CAPE GIRARDEAU, Mo. — A student-oriented vegetable demonstration garden is now open at Southeast Missouri State University’s Sikeston campus for those in the region to learn more about the range of Bootheel produce supplying fresh markets worldwide.
Thanks to a partnership between Southeast Missouri State University and Lincoln University’s Cooperative Extension and with assistance from a $28,301 USDA grant, a high tunnel has been installed just north of the Southeast Sikeston Campus, where students will grow a variety of summer and fall vegetables commonly produced in the region, including squash, potatoes, sweet potatoes, peanuts, black-eyed peas and sweet corn, among others.
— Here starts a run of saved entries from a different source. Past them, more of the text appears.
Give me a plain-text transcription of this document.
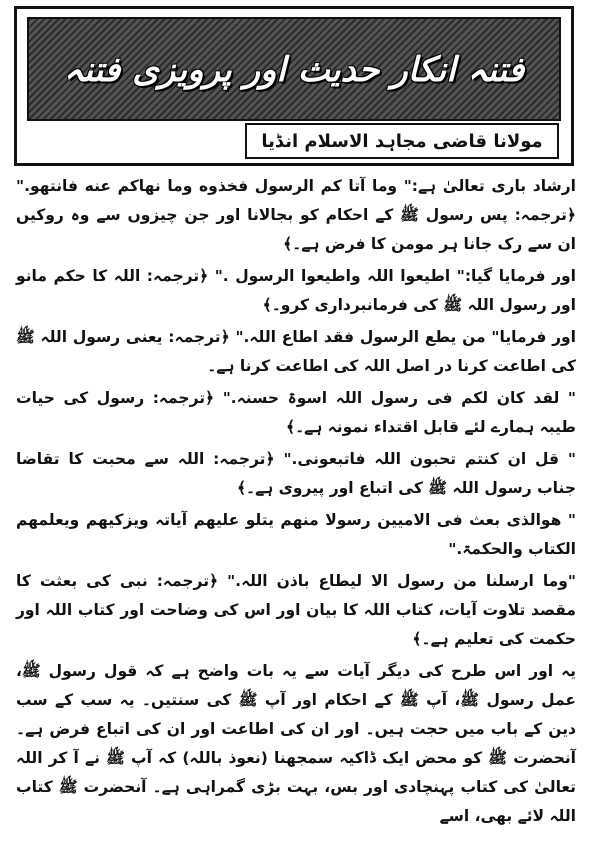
فتنہ انکار حدیث اور پرویزی فتنہ
مولانا قاضی مجاہد الاسلام انڈیا

ارشاد باری تعالیٰ ہے:" وما آتا کم الرسول فخذوه وما نهاكم عنه فانتهو." ﴿ترجمہ: پس رسول ﷺ کے احکام کو بجالانا اور جن چیزوں سے وہ روکیں ان سے رک جانا ہر مومن کا فرض ہے۔﴾

اور فرمایا گیا:" اطیعوا اللہ واطیعوا الرسول ." ﴿ترجمہ: اللہ کا حکم مانو اور رسول اللہ ﷺ کی فرمانبرداری کرو۔﴾

اور فرمایا" من یطع الرسول فقد اطاع اللہ." ﴿ترجمہ: یعنی رسول اللہ ﷺ کی اطاعت کرنا در اصل اللہ کی اطاعت کرنا ہے۔

" لقد کان لکم فی رسول اللہ اسوۃ حسنہ." ﴿ترجمہ: رسول کی حیات طیبہ ہمارے لئے قابل اقتداء نمونہ ہے۔﴾

" قل ان کنتم تحبون اللہ فاتبعونی." ﴿ترجمہ: اللہ سے محبت کا تقاضا جناب رسول اللہ ﷺ کی اتباع اور پیروی ہے۔﴾

" ھوالذی بعث فی الامیین رسولا منھم یتلو علیھم آیاتہ ویزکیھم ویعلمھم الکتاب والحکمۃ."

"وما ارسلنا من رسول الا لیطاع باذن اللہ." ﴿ترجمہ: نبی کی بعثت کا مقصد تلاوت آیات، کتاب اللہ کا بیان اور اس کی وضاحت اور کتاب اللہ اور حکمت کی تعلیم ہے۔﴾

یہ اور اس طرح کی دیگر آیات سے یہ بات واضح ہے کہ قول رسول ﷺ، عمل رسول ﷺ، آپ ﷺ کے احکام اور آپ ﷺ کی سنتیں۔ یہ سب کے سب دین کے باب میں حجت ہیں۔ اور ان کی اطاعت اور ان کی اتباع فرض ہے۔ آنحضرت ﷺ کو محض ایک ڈاکیہ سمجھنا (نعوذ باللہ) کہ آپ ﷺ نے آ کر اللہ تعالیٰ کی کتاب پہنچادی اور بس، بہت بڑی گمراہی ہے۔ آنحضرت ﷺ کتاب اللہ لائے بھی، اسے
In addition, an open-air, one-acre vegetable field will be planted adjacent to the tunnel where students will plant squash, eggplant, watermelons, cucumbers, okra, cowpeas, beets, tomatoes and other vegetables with multiple varieties from around the world.
The USDA grant, titled “Organic and Specialty Horticulture as a Pathway for Small Producer Independence,” will be used to promote vegetable production of “local foods” for small-acreage entrepreneurs, and cowpeas will be developed as a producer option for export. Cowpeas are dry beans commonly grown in Mexico, Central America and elsewhere.
“The prospect of exporting cowpeas is very large as the demand is rapidly growing,” said Dr. Mike Aide, Southeast professor of agriculture. “Cowpeas may be planted, maintained and harvested with the same equipment as soybeans.”
Aide and Byron McVay of Southeast Missouri State University’s Department of Agriculture are spearheading the initiative.
This summer, a Southeast undergraduate agriculture major will assist with the demonstration garden. Aide said harvested vegetables will be donated to local food banks.
Several Southeast agriculture classes will be involved with the project beginning next fall as part of a plant science lab, Aide said.